Discontented with what they perceive to be increasingly top- down decision-making at Yale, several professors are teaming up with a national organization in an effort to promote shared governance at the University.

The professors are working to reinstate a chapter of the American Association of University Professors, a national organization that represents professors in promoting academic freedom and shared governance at universities nationwide. At a Sept. 26 organizational meeting on campus, roughly a dozen faculty members appointed officers — including East Asian languages & literatures professor John Treat as president — and approved bylaws for the new chapter. Their next step will be to notify the Yale administration of the group’s formation and attempt to expand membership, according to a Sept. 27 email Treat sent to prospective members.
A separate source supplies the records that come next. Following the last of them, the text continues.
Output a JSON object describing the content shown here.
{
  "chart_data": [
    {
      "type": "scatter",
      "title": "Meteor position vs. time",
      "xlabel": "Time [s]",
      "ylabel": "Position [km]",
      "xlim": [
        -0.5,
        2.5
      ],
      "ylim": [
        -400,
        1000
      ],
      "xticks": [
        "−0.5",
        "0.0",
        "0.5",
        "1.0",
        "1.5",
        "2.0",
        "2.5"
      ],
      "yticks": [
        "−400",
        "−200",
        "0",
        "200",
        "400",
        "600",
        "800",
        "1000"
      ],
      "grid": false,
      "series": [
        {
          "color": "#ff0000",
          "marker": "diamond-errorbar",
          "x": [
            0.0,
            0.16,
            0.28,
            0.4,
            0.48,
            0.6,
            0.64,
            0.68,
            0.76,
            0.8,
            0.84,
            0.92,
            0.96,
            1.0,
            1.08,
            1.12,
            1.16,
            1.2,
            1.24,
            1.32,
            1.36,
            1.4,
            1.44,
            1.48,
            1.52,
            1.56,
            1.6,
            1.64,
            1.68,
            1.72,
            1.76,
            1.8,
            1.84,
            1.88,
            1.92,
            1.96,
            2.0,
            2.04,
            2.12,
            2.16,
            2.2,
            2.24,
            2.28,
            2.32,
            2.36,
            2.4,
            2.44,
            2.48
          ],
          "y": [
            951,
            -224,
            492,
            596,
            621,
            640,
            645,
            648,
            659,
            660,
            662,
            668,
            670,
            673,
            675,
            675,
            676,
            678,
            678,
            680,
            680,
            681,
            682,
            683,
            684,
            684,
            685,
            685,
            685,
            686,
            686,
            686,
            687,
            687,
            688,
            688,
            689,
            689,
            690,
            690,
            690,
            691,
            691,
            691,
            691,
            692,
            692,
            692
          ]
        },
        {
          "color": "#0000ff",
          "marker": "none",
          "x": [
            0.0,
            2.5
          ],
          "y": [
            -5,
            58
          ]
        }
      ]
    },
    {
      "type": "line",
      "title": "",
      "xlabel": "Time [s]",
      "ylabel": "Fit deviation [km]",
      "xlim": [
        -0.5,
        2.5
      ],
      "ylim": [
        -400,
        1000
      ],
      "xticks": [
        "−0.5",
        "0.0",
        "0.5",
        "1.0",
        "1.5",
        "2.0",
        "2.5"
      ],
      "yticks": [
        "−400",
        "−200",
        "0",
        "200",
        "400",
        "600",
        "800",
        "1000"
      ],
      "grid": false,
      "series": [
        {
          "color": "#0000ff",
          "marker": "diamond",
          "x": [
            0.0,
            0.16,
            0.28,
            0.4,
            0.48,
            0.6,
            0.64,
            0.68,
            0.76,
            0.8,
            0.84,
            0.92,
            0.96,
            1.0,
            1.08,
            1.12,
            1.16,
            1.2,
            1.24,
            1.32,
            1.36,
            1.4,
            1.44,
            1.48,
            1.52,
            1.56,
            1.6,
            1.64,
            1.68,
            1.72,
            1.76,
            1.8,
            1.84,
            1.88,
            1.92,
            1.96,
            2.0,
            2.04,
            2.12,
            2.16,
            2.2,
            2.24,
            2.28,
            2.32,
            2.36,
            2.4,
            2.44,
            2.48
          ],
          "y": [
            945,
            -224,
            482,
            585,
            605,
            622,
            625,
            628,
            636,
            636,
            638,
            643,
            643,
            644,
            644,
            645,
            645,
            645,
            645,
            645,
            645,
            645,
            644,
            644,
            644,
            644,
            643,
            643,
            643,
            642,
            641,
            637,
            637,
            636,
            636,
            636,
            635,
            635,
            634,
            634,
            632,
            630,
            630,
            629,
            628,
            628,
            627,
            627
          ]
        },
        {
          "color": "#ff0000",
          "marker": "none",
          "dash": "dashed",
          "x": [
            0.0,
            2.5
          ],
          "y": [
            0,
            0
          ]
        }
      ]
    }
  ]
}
Professors involved in the group said they are skeptical that the Yale chapter, which existed previously but became inactive over 10 years ago, would have any foreseeable impact on University governance, but they said the national organization’s name and underlying principles could help further their cause.

“Faculty at an institution have a fundamental responsibility to take part in the governance of their institution,” Irene Mulvey, a professor at Fairfield University who serves as president of the AAUP’s Connecticut State Conference, said in a Thursday email. Mulvey was present at the Sept. 26 organizational meeting.

University President Richard Levin said Thursday that he has not been informed of any efforts to launch an AAUP chapter at Yale. Provost Peter Salovey declined to comment on the formation of the chapter, adding that he has yet to be contacted by its officers.

The AAUP, which has chapters at over 300 universities, assists faculty members in the event that their academic freedoms are violated and also represents professors in promoting higher education legislation. Yale once had an active chapter of the AAUP, but it allegedly “lapsed” in the 1990s, English professor and secretary-treasurer of the new chapter Jill Campbell said.

Prospective chapter members interviewed said the group will provide a forum for discussion on issues such as Yale’s partnership with the National University of Singapore in the creation of a liberal arts college and the search for a new University president. Art history professor David Joselit said the Yale chapter could serve as a nationally sanctioned lobbying group within the University.

Many of the professors pushing the proposed AAUP chapter are the same faculty who expressed concern with University governance at multiple Yale College faculty meetings last spring. They have argued that the administration has pursued an increasingly top-down approach to decision-making in recent years, pointing to the faculty’s alleged lack of involvement in projects such as Yale-NUS and contentious changes to departmental staffing.

Though the new group has yet to set any concrete goals, prospective members said it has the potential to give the faculty more sway in University governance.

English and American studies professor Wai Chee Dimock, a prospective member of the new chapter, said the AAUP chapter is likely to “foster a participatory culture and strengthen faculty input into the decision-making process” in the long run but is unlikely to have an immediate impact at Yale.

English professor Katie Trumpener said the mechanisms of faculty governance at Yale are weaker and more informal than those at many other universities.

“We are — or should be — very important stakeholders in the University, and the [faculty] ought to have not only consultative but legislative powers,” she said in a Tuesday email, adding that recent University decisions, including the founding of Yale-NUS, have made issues of faculty governance more pressing.

Dimock said Yale’s affiliation with the national organization could help keep professors informed about challenges that faculty at other colleges and universities are facing. She added that understanding national problems in higher education, such as funding cuts to humanities programs, will help Yale’s faculty evaluate how to approach similar issues at the University.

Campbell said the AAUP’s official stances on “shared governance” between faculty and administrators will help guide professors at Yale in expressing their own concerns — a particularly important matter as the University appoints a new president.

“We need guidance from the fundamental principles that the AAUP has articulated and defended for close to 100 years,” Campbell said in a Wednesday email.

The AAUP was founded in 1915 with the intent of upholding the faculty’s role in university governance.